Otherwise the keyboard was pretty nice. The keys are rather tall for a chiclet-style keyboard and have satisfying travel. I was able to type as fast as on my Thinkpad T14.
Tuxedo also offers a multitude of keyboard customization options. You can put just about anything you want on the keyboard, including nothing. You can also have your personalized logo engraved on the lid.
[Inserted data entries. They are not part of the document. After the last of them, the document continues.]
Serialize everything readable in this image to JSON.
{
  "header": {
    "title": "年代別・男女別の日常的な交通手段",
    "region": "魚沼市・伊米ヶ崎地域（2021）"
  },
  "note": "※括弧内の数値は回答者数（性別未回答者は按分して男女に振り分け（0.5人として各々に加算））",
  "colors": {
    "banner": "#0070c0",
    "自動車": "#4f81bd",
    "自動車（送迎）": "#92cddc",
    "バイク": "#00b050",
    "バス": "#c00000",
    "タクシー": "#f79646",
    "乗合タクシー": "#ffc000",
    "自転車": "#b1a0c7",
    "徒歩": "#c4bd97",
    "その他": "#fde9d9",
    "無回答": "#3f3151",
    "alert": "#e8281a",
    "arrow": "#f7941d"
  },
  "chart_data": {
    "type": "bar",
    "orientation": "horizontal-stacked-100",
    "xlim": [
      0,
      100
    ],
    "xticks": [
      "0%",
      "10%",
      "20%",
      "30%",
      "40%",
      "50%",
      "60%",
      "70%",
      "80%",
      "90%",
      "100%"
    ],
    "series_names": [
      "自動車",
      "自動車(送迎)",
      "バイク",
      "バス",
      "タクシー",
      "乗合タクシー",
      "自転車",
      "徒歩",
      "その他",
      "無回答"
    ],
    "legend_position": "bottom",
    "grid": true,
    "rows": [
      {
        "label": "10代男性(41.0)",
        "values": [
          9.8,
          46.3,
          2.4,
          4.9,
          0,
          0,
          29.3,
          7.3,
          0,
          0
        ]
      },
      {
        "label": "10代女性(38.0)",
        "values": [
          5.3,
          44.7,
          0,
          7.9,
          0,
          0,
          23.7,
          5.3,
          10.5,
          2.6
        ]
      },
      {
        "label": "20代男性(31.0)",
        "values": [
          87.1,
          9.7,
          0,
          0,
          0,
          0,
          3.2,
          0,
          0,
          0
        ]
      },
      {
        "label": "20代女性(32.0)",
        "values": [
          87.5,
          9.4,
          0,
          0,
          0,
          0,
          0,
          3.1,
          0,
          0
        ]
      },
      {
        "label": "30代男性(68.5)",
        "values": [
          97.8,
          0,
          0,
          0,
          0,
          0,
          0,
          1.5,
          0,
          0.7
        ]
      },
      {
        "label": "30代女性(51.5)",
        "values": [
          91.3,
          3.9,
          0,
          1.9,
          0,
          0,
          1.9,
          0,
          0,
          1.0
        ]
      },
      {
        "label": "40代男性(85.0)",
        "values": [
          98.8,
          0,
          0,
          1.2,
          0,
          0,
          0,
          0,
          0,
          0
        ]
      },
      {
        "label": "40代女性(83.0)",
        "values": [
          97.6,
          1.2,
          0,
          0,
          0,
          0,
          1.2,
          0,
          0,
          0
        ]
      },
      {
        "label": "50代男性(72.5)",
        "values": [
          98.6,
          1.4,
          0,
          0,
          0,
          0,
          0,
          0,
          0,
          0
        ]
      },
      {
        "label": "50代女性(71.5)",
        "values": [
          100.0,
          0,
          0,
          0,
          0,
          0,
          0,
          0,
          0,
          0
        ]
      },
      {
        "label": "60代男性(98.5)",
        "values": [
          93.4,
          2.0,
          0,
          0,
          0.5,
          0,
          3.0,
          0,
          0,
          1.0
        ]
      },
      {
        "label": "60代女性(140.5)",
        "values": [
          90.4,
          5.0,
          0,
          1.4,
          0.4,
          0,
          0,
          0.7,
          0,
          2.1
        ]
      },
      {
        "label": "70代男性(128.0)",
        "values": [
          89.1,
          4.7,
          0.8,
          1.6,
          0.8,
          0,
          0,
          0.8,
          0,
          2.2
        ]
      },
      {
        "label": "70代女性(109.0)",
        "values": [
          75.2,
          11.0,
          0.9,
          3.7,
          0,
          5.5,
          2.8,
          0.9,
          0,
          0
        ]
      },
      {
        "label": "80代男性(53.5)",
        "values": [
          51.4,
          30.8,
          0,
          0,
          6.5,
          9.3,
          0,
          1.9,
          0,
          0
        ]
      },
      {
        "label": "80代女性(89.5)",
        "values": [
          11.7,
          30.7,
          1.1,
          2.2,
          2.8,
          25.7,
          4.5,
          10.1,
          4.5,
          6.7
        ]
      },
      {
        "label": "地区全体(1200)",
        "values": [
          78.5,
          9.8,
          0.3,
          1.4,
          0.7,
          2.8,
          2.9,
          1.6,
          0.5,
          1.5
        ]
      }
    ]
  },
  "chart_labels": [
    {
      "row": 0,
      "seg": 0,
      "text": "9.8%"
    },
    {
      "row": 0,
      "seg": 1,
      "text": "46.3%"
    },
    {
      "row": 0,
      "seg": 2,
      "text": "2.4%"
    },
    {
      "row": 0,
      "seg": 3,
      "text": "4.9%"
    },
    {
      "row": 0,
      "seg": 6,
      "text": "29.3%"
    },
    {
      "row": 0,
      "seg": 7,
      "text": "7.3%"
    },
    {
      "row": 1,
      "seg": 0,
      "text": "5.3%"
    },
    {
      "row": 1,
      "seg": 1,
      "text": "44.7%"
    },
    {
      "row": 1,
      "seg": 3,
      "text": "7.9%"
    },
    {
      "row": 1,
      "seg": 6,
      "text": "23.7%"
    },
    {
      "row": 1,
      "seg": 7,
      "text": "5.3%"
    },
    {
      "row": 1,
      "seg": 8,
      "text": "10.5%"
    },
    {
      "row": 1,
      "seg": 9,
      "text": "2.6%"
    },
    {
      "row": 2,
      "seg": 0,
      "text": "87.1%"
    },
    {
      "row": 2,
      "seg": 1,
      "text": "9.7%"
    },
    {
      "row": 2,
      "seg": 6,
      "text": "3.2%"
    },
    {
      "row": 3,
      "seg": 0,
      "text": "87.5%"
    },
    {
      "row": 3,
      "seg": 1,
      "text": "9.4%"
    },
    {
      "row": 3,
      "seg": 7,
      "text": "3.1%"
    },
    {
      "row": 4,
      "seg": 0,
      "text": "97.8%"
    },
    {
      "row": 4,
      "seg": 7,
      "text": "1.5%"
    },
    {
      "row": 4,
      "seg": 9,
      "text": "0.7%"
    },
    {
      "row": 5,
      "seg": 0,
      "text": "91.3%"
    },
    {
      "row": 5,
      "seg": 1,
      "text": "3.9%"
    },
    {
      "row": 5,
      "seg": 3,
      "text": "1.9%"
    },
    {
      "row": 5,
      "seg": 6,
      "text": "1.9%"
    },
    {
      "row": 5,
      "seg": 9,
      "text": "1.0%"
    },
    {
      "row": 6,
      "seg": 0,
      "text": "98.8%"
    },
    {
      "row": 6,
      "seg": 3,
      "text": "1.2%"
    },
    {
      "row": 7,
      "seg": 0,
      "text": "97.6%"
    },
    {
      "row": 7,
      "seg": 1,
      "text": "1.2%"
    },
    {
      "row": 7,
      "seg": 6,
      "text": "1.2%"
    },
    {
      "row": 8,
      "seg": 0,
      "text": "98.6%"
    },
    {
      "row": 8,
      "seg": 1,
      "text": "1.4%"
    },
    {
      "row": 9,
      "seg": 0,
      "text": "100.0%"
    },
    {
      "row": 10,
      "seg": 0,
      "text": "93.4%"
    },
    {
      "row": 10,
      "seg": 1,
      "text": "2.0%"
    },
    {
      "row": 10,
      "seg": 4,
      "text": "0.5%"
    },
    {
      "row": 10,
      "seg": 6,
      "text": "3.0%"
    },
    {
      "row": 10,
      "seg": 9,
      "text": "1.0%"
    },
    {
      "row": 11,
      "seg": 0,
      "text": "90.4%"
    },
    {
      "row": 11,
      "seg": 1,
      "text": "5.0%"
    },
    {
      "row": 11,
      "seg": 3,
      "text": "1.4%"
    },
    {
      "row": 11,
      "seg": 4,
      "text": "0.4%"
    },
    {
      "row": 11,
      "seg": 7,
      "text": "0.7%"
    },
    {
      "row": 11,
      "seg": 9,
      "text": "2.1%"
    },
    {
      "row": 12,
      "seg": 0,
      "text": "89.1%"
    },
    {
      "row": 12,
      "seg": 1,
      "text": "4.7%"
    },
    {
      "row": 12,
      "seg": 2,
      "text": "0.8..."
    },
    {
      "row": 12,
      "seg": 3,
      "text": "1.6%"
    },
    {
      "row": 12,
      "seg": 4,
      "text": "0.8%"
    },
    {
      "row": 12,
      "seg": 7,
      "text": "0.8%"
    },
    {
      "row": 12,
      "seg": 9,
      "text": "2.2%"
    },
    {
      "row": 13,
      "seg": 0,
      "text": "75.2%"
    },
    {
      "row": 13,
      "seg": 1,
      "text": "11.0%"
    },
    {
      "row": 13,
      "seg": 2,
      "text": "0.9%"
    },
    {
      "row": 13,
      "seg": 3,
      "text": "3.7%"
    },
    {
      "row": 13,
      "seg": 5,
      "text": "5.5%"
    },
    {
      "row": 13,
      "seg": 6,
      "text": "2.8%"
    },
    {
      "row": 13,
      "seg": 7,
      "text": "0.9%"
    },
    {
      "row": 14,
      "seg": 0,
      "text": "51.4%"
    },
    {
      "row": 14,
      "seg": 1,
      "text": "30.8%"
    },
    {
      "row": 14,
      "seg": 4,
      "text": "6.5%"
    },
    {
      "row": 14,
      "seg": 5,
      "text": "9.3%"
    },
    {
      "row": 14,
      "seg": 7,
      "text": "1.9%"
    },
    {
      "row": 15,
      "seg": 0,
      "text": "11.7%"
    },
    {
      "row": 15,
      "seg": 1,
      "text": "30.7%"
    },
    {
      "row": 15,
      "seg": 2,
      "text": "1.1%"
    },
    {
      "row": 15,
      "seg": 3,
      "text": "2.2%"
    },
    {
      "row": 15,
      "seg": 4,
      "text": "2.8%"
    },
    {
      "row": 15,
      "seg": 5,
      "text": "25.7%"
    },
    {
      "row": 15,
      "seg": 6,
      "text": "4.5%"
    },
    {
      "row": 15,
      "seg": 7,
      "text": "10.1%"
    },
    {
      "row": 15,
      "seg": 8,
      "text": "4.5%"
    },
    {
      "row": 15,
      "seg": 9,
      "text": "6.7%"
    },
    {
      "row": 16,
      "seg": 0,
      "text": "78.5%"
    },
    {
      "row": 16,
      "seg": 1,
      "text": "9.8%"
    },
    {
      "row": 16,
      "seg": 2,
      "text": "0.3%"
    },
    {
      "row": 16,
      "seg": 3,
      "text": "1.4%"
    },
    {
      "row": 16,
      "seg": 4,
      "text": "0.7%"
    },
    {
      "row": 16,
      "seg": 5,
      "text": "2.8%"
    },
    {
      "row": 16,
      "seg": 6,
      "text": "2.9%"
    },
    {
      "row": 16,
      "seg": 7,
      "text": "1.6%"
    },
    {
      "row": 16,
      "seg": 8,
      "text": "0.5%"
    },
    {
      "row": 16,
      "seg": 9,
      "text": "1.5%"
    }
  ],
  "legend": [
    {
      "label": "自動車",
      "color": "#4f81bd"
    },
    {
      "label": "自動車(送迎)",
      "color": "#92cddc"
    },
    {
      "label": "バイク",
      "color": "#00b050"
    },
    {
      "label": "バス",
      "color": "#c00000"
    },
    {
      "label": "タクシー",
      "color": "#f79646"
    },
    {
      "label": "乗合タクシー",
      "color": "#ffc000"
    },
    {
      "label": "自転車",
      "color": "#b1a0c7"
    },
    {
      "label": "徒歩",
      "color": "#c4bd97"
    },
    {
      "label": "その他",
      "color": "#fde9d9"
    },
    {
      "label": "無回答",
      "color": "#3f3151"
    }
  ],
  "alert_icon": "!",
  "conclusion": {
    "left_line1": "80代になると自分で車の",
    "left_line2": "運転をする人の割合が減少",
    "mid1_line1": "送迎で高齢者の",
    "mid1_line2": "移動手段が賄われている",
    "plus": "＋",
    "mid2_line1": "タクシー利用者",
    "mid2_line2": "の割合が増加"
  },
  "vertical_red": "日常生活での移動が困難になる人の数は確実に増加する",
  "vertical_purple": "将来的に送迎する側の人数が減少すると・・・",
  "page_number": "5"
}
The InfinityBook Pro is built around an Intel Core i7-13700H. The model I tested had integrated graphics, but there is an option to configure your InfinityBook Pro with a high-end Nvidia GeForce RTX 3050 graphics card. I never felt the need, but if you're considering doing something other than light gaming is probably the way to go. (Screen refresh hits 90Hz, which is fine for gaming but not as fast as some displays.) I did some good video editing on this machine, and while it did spin the fan, it It was very fast. for my needs.
Speaking of fans, the InfinityBook Pro 14 has a dual-fan cooling system, which is double what you'll get in most slim laptops of this design. This works well too. Even though I exported large 5.2K video clips to 4K, the laptop never got too hot to have on my lap.
As with most Linux laptops, battery life is good, but can't match the newer MacBooks. Performing our usual battery drain test (looping a Full HD video at 75% brightness), the InfinityBook Pro lasted 6.5 hours. I didn't feel limited by battery life in the months I tested the InfinityBook Pro. I liked the brightness around 40% for web browsing and documents, so that's generally where I left it unless I was editing photos or videos. Average use, at 40% brightness, usually took me between nine and ten hours. A full day of work and change. This can be further improved and tweaked using Tuxedo's excellent Control Center app (more on that below).
The InfinityBook offers more ports than you think. There's a Thunderbolt 4/USB-C port that can also charge, a USB-C 3.2 Gen2 port, two USB-A ports, a full-size SD card reader, an HDMI port, a headphone/mic port, and a jack separate power supply. . The latter is the quickest way to charge, although you can use a standard USB-C cord to charge. You will, however, need a 100 watt charger. My 60 watt charger worked, but under heavy load (exporting video for example) the laptop was consuming power faster than it could charge. The Tuxedo website has an entire page dedicated to the best settings for charging from USB-C.
The InfinityBook Pro's trackpad is large and responsive. There were times when my palms got touched while I was typing, but I still prefer to turn tapping off.
It runs Tuxedo OS or other Linux distributions
Like System76, Tuxedo laptops come with a custom operating system based on Ubuntu Linux, although they can run just about any Linux distribution. (I tested Fedora to see if it worked, and Arch because that's what I use most of the time.) Tuxedo OS, built around the KDE desktop, offers a good beginner-friendly Linux experience.